Ülkemizdeki yasalar gereği, her ölüm olayında, hekim tarafından ölüm nedenleri belgesi düzenlenmesi veya ölüm nedeni bilinmeyen vakalarda ise yargıç kararı ile otopsi yapılarak ölüm nedeninin tespiti gereklidir. Ölüm nedeni belirlenmesi ve ölüm belgesi düzenlenmesi, adli nitelikte olsun veya olmasın tüm ölüm olgularında son derece önemlidir. Ölüm belgeleri aynı zamanda nüfus ve sağlık istatistiklerinin de önemli bir kaynağı olup, Dünya Sağlık Örgütü de konuyu tüm dünyada bilimsel, ortak temellere dayandırmak için çaba göstermektedir.

Bu bağlamda ölüm belgesini düzenleyecek hekimin, doğal ve doğal olmayan ölüm nedenleri, şüpheli ölüm, ani ölüm, ölüm şekli ve ölüm mekanizması ile ilgili net bir bulguya ulaşması, karara varması ve teşhiste bulunduktan sonra gerekli belgeyi düzenlemesi de hem yasal hem de tıbbi olarak şarttır.
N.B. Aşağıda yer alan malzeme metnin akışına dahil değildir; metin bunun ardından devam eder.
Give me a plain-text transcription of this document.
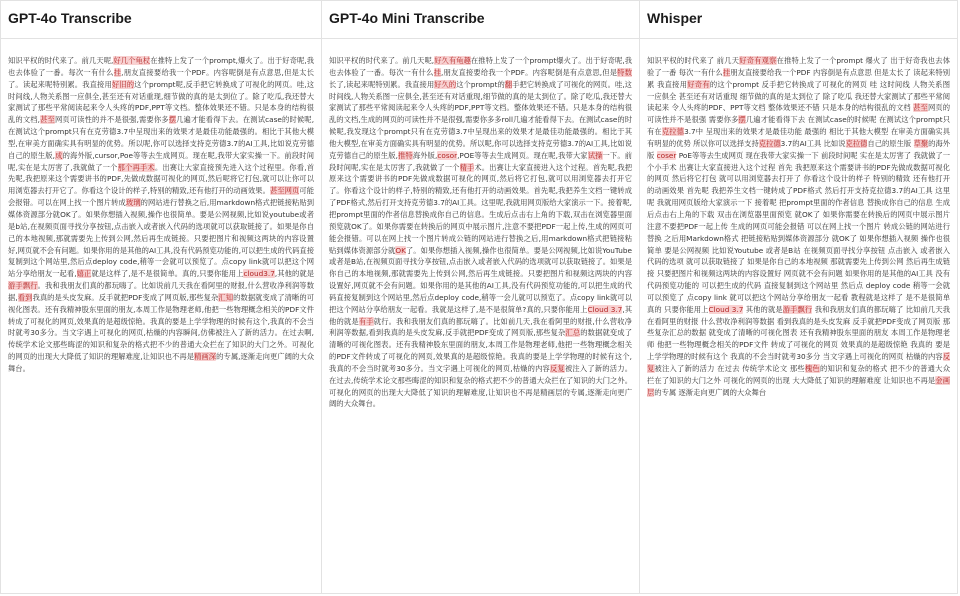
GPT-4o Transcribe
知识平权的时代来了。前几天呢,好几个龟杖在推特上发了一个prompt,爆火了。出于好奇呢,我也去体验了一番。每次一有什么挂,朋友直接要给我一个PDF。内容呢倒是有点意思,但是太长了。读起来呢特别累。我直接用好旧的这个prompt呢,反手把它转换成了可视化的网页。哇,这时间线,人物关系图一应俱全,甚至还有对话重现,细节做的真的是太到位了。除了吃瓜,我还替大家测试了那些平常阅读起来令人头疼的PDF,PPT等文档。整体效果还不错。只是本身的结构很乱的文档,甚至网页可读性的并不是很强,需要你多摆几遍才能看得下去。在测试case的时候呢,在测试这个prompt只有在克劳德3.7中呈现出来的效果才是最佳功能最强的。相比于其他大模型,在审美方面确实具有明显的优势。所以呢,你可以选择支持克劳德3.7的AI工具,比如说克劳德自己的原生版,成的海外版,cursor,Poe等等去生成网页。现在呢,我带大家实操一下。前段时间呢,实在是太厉害了,我就做了一个那个再手术。出赛让大家直接预先进入这个过程里。你看,首先呢,我把原来这个需要讲书的PDF,先做成数据可视化的网页,然后呢将它打包,就可以让你可以用浏览器去打开它了。你看这个设计的样子,特别的精致,还有他打开的动画效果。甚至网页可能会报错。可以在网上找一个图片转成玻璃的网站进行替换之后,用markdown格式把链接粘贴到媒体资源部分就OK了。如果你想插入视频,操作也很简单。要是公网视频,比如说youtube或者是b站,在视频页面寻找分享按钮,点击嵌入或者嵌入代码的选项就可以获取链接了。如果是你自己的本地视频,那就需要先上传到公网,然后再生成链接。只要把图片和视频这两块的内容设置好,网页就不会有问题。如果你用的是其他的AI工具,没有代码预览功能的,可以把生成的代码直接复制到这个网站里,然后点deploy code,稍等一会就可以预览了。点copy link就可以把这个网站分享给朋友一起看,嬉正就是这样了,是不是很简单。真的,只要你能用上cloud3.7,其他的就是游手飘行。我和我朋友们真的都玩嗨了。比如说前几天我在看阿里的财报,什么营收净利润等数据,看到我真的是头皮发麻。反手就把PDF变成了网页版,那些复杂汇知的数据就变成了清晰的可视化图表。还有我精神股东里面的朋友,本周工作是物理老师,他把一些物理概念相关的PDF文件转成了可视化的网页,效果真的是超级惊艳。我真的要是上学学物理的时候有这个,我真的不会当时就考30多分。当文字遇上可视化的网页,枯燥的内容瞬间,仿佛被注入了新的活力。在过去啊,传统学术论文那些晦涩的知识和复杂的格式把不少的普通大众拦在了知识的大门之外。可视化的网页的出现大大降低了知识的理解难度,让知识也不再是精画深的专属,逐渐走向更广阔的大众舞台。
GPT-4o Mini Transcribe
知识平权的时代来了。前几天呢,好久有龟趣在推特上发了一个prompt爆火了。出于好奇呢,我也去体验了一番。每次一有什么挂,朋友直接要给我一个PDF。内容呢倒是有点意思,但是特数长了,读起来呢特别累。我直接用好久的这个prompt的翻手把它转换成了可视化的网页。哇,这时间线,人物关系图一应俱全,甚至还有对话重现,细节做的真的是太到位了。除了吃瓜,我还替大家测试了那些平常阅读起来令人头疼的PDF,PPT等文档。整体效果还不错。只是本身的结构很乱的文档,生成的网页的可读性并不是很强,需要你多多roll几遍才能看得下去。在测试case的时候呢,我发现这个prompt只有在克劳德3.7中呈现出来的效果才是最佳功能最强的。相比于其他大模型,在审美方面确实具有明显的优势。所以呢,你可以选择支持克劳德3.7的AI工具,比如说克劳德自己的原生版,推特海外版,cosor,POE等等去生成网页。现在呢,我带大家试操一下。前段时间呢,实在是太厉害了,我就做了一个精手术。出赛让大家直接进入这个过程。首先呢,我把原来这个需要讲书的PDF先做成数据可视化的网页,然后将它打包,就可以用浏览器去打开它了。你看这个设计的样子,特别的精致,还有他打开的动画效果。首先呢,我把养生文档一键转成了PDF格式,然后打开支持克劳德3.7的AI工具。这里呢,我就用网页版给大家演示一下。接着呢,把prompt里面的作者信息替换成你自己的信息。生成后点击右上角的下载,双击在浏览器里面预览就OK了。如果你需要在转换后的网页中展示图片,注意不要把PDF一起上传,生成的网页可能会报错。可以在网上找一个图片转成公链的网站进行替换之后,用markdown格式把链接粘贴到媒体资源部分就OK了。如果你想插入视频,操作也很简单。要是公网视频,比如说YouTube或者是B站,在视频页面寻找分享按钮,点击嵌入或者嵌入代码的选项就可以获取链接了。如果是你自己的本地视频,那就需要先上传到公网,然后再生成链接。只要把图片和视频这两块的内容设置好,网页就不会有问题。如果你用的是其他的AI工具,没有代码预览功能的,可以把生成的代码直接复制到这个网站里,然后点deploy code,稍等一会儿就可以预览了。点copy link就可以把这个网站分享给朋友一起看。我就是这样了,是不是很简单?真的,只要你能用上Cloud 3.7,其他的就是有手就行。我和我朋友们真的都玩嗨了。比如前几天,我在看阿里的财报,什么营收净利润等数据,看到我真的是头皮发麻,反手就把PDF变成了网页版,那些复杂汇总的数据就变成了清晰的可视化图表。还有我精神股东里面的朋友,本周工作是物理老师,他把一些物理概念相关的PDF文件转成了可视化的网页,效果真的是超级惊艳。我真的要是上学学物理的时候有这个,我真的不会当时就考30多分。当文字遇上可视化的网页,枯燥的内容反复被注入了新的活力。在过去,传统学术论文那些晦涩的知识和复杂的格式把不少的普通大众拦在了知识的大门之外。可视化的网页的出现大大降低了知识的理解难度,让知识也不再是精画层的专属,逐渐走向更广阔的大众舞台。
Whisper
知识平权的时代来了 前几天好奇有观察在推特上发了一个prompt 爆火了 出于好奇我也去体验了一番 每次一有什么挂朋友直接要给我一个PDF 内容倒是有点意思 但是太长了 读起来特别累 我直接用好奇有的这个prompt 反手把它转换成了可视化的网页 哇 这时间线 人物关系图 一应俱全 甚至还有对话重现 细节做的真的是太到位了 除了吃瓜 我还替大家测试了那些平常阅读起来 令人头疼的PDF、PPT等文档 整体效果还不错 只是本身的结构很乱的文档 甚至网页的可读性并不是很强 需要你多摆几遍才能看得下去 在测试case的时候呢 在测试这个prompt只有在克拉德3.7中 呈现出来的效果才是最佳功能 最强的 相比于其他大模型 在审美方面确实具有明显的优势 所以你可以选择支持克拉德3.7的AI工具 比如说克拉德自己的原生版 草聚的海外版 coser PoE等等去生成网页 现在我带大家实操一下 前段时间呢 实在是太厉害了 我就做了一个小手术 出赛让大家直接进入这个过程 首先 我把原来这个需要讲书的PDF先做成数据可视化的网页 然后将它打包 就可以用浏览器去打开了 你看这个设计的样子 特别的精致 还有他打开的动画效果 首先呢 我把养生文档一键转成了PDF格式 然后打开支持克拉德3.7的AI工具 这里呢 我就用网页版给大家演示一下 接着呢 把prompt里面的作者信息 替换成你自己的信息 生成后点击右上角的下载 双击在浏览器里面预览 就OK了 如果你需要在转换后的网页中展示图片 注意不要把PDF一起上传 生成的网页可能会报错 可以在网上找一个图片 转成公链的网站进行替换 之后用Markdown格式 把链接粘贴到媒体资源部分 就OK了 如果你想插入视频 操作也很简单 要是公网视频 比如说Youtube 或者是B站 在视频页面寻找分享按钮 点击嵌入 或者嵌入代码的选项 就可以获取链接了 如果是你自己的本地视频 那就需要先上传到公网 然后再生成链接 只要把图片和视频这两块的内容设置好 网页就不会有问题 如果你用的是其他的AI工具 没有代码预览功能的 可以把生成的代码 直接复制到这个网站里 然后点 deploy code 稍等一会就可以预览了 点copy link 就可以把这个网站分享给朋友一起看 教程就是这样了 是不是很简单 真的 只要你能用上Cloud 3.7 其他的就是游手飘行 我和我朋友们真的都玩嗨了 比如前几天我在看阿里的财报 什么营收净利润等数据 看到我真的是头皮发麻 反手就把PDF变成了网页版 那些复杂汇总的数据 就变成了清晰的可视化图表 还有我精神股东里面的朋友 本周工作是物理老师 他把一些物理概念相关的PDF文件 转成了可视化的网页 效果真的是超级惊艳 我真的 要是上学学物理的时候有这个 我真的不会当时就考30多分 当文字遇上可视化的网页 枯燥的内容反复被注入了新的活力 在过去 传统学术论文 那些槐色的知识和复杂的格式 把不少的普通大众 拦在了知识的大门之外 可视化的网页的出现 大大降低了知识的理解难度 让知识也不再是金画层的专属 逐渐走向更广阔的大众舞台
Son günlerde, özellikle sosyal medyada yer alan bazı haberleri baskı olarak algılayan Sağlık Bakanlığı ve idareciler tarafından, hekimlere, mobbinge varan baskı ve tehditler ile, tıbbi geçmişini bilmedikleri, tedavisinde görev almadıkları kişilerin ölümünde, tüm bu gerekli bilgileri haiz olmadan ölüm belgesi düzenlemeleri yönünde direktifler verilmektedir.

Ancak bir hekimin bir kişinin ölüm nedenine dair elinde tıbbi kanıtlar, bilgi ve bulgular olmadan evrak düzenlemesi halinde sahte evrak düzenleme ve tedavüle sürme suçu işlenmiş olur ve yasalara ve hekimlik meslek ilkelerine aykırıdır.

Yöneticileri, devletin yasalarına, hekimlik mesleğinin ilkelerine ve hekimin bağımsız ve bilimsel veriye dayalı karar verme hakkına saygılı olmaya davet eder, benzer baskıların sürmesi durumunda sendikal ve yasal tüm haklarımızı kullanmaktan kaçınmayacağımızın bilinmesini isteriz.